May 31, 2017 Articles

Tips for When Not to Bring a Claim under the Defend Trade Secrets Act

State law—and state courts—often remain a plaintiff’s best hope of avoiding, halting, and remedying trade secret misappropriation.

By Kevin C. Quigley

Your scientists were so preoccupied with whether or not they could that they didn’t stop to think if they should.

—Jurassic Park (1993)

The Defend Trade Secrets Act (DTSA), signed into law by President Obama on May 11, 2016, is one of the most significant developments in intellectual property law of the past few years. The DTSA creates a federal cause of action for trade secret misappropriation. Its most buzzed-about provision permits a plaintiff, upon a heightened showing, to seek an ex parte seizure of misappropriated property by court order.

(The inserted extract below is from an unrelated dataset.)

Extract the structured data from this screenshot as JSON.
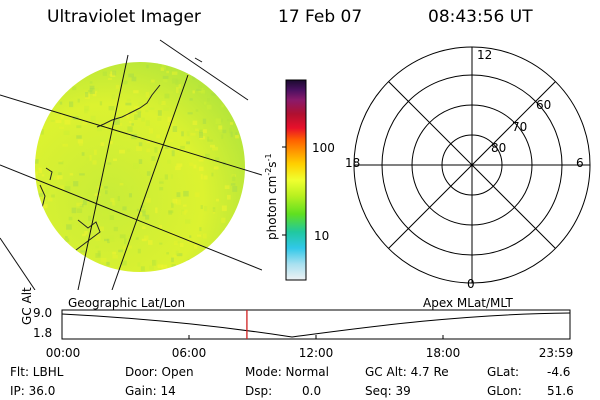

In general, however, the DTSA largely parallels the model Uniform Trade Secrets Act (codified, in one form or another, by 48 states, Massachusetts and New York being the two exceptions). For that reason, pleading a DTSA claim may strike a trade secret plaintiff’s counsel as a familiar and accessible replacement for a state law claim. And, because the DTSA expressly does not preempt state trade secret law, tacking on a DTSA claim to state law misappropriation claims may seem like an even lower-risk proposition.